Edith poked her phone again.
“Anyways!” said Stepford-Heimst after about forty seconds. “This is one of my favourites. Care to lift the lid on this case?”
“You do it,” said Edith with the flat and blunt awareness of one who had learned all about the sense of humour shared by elderly relatives.
“Oh come now. One little peek?”
“You first.”
“Spoilsport.” The lid raised, and even looking away, Edith squinted at the glare.
“Ohohoho! The look on your face! My word! A fine knee-slapper, eh?”
“Ow.”
“This, m’girl, is a phoenix egg! You have any idea how rare those are?”
“Very?”
“Quite so! I befriended it in its dotage, tended it with care, and then –”
“-attacked it in its sleep?”
“No, no, goodness no! Phoenixes don’t sleep. No, I waited until it died of old age, then stabbed it to death in its own shell before it could finish reincarnating. Used lead needles. Fun little fact: a phoenix’s rebirth relies upon a very limited and delicate form of nuclear reaction. Probably why your mother doesn’t have any more siblings eh? Eh? Eh?”
Edith’s face contorted in the agony of one forced to imagine a relative having sex.
“Ohohohohohohohohohohoho!”
“Please, stop.”
“Of course! And now, no doubt, you’ll see how important it is to grow up to carry on the family tradition!”
Edith scratched her nose. “Sort of,” she muttered.
“Excuse me?”
“Sort of.

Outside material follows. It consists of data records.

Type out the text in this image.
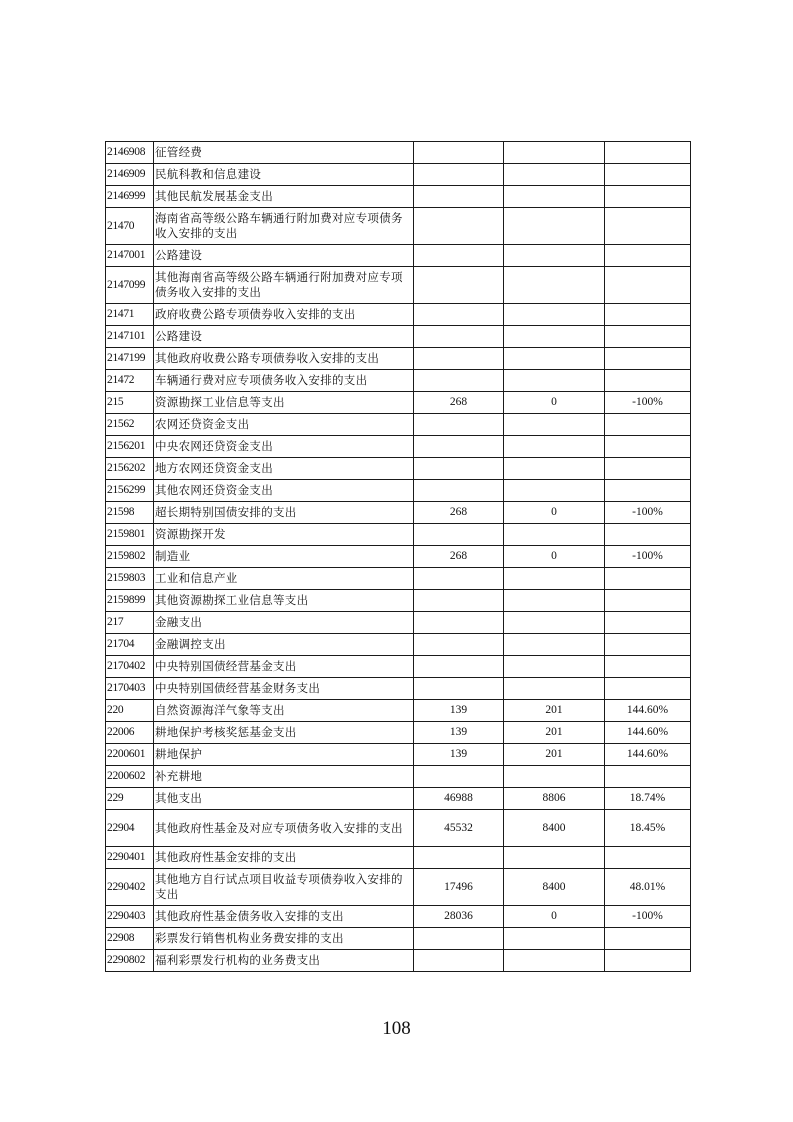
2146908	征管经费			
2146909	民航科教和信息建设			
2146999	其他民航发展基金支出			
21470	海南省高等级公路车辆通行附加费对应专项债务收入安排的支出			
2147001	公路建设			
2147099	其他海南省高等级公路车辆通行附加费对应专项债务收入安排的支出			
21471	政府收费公路专项债券收入安排的支出			
2147101	公路建设			
2147199	其他政府收费公路专项债券收入安排的支出			
21472	车辆通行费对应专项债务收入安排的支出			
215	资源勘探工业信息等支出	268	0	-100%
21562	农网还贷资金支出			
2156201	中央农网还贷资金支出			
2156202	地方农网还贷资金支出			
2156299	其他农网还贷资金支出			
21598	超长期特别国债安排的支出	268	0	-100%
2159801	资源勘探开发			
2159802	制造业	268	0	-100%
2159803	工业和信息产业			
2159899	其他资源勘探工业信息等支出			
217	金融支出			
21704	金融调控支出			
2170402	中央特别国债经营基金支出			
2170403	中央特别国债经营基金财务支出			
220	自然资源海洋气象等支出	139	201	144.60%
22006	耕地保护考核奖惩基金支出	139	201	144.60%
2200601	耕地保护	139	201	144.60%
2200602	补充耕地			
229	其他支出	46988	8806	18.74%
22904	其他政府性基金及对应专项债务收入安排的支出	45532	8400	18.45%
2290401	其他政府性基金安排的支出			
2290402	其他地方自行试点项目收益专项债券收入安排的支出	17496	8400	48.01%
2290403	其他政府性基金债务收入安排的支出	28036	0	-100%
22908	彩票发行销售机构业务费安排的支出			
2290802	福利彩票发行机构的业务费支出			
108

I mean, I want to be a wildlife biologist.”
Stepford-Heimst laughed indulgently. “Oh you clever little thing! And that will help you become a wonderful hunter, no doubt, as long as you don’t waste too much time at school.”
“Yeah.”
“’Yes.’”
“Sure. I mean, it helped me know how much basilisk venom to squeeze into your tea earlier, to provide a fatal dose without the taste alerting you.”
“Ah!”
“It was the dried stuff you keep in that big glass jar in the parlour, so figuring out how degraded the potency was got a bit complex. And I had to guess at your body weight.”
“Oh!”
“Think I got it right though. You’ve got those little red dots appearing on your hands exactly thirty minutes after ingestion.”
Stepford-Heimst did not reply. Edith gently pushed at his side.
He fell over for good.
He didn’t stop smiling.
***
Edith buried most of the remains, and sold the mansion for funds to build an occultlife sanctuary. But she had Stepford-Heimst stuffed, because he would’ve wanted it that way.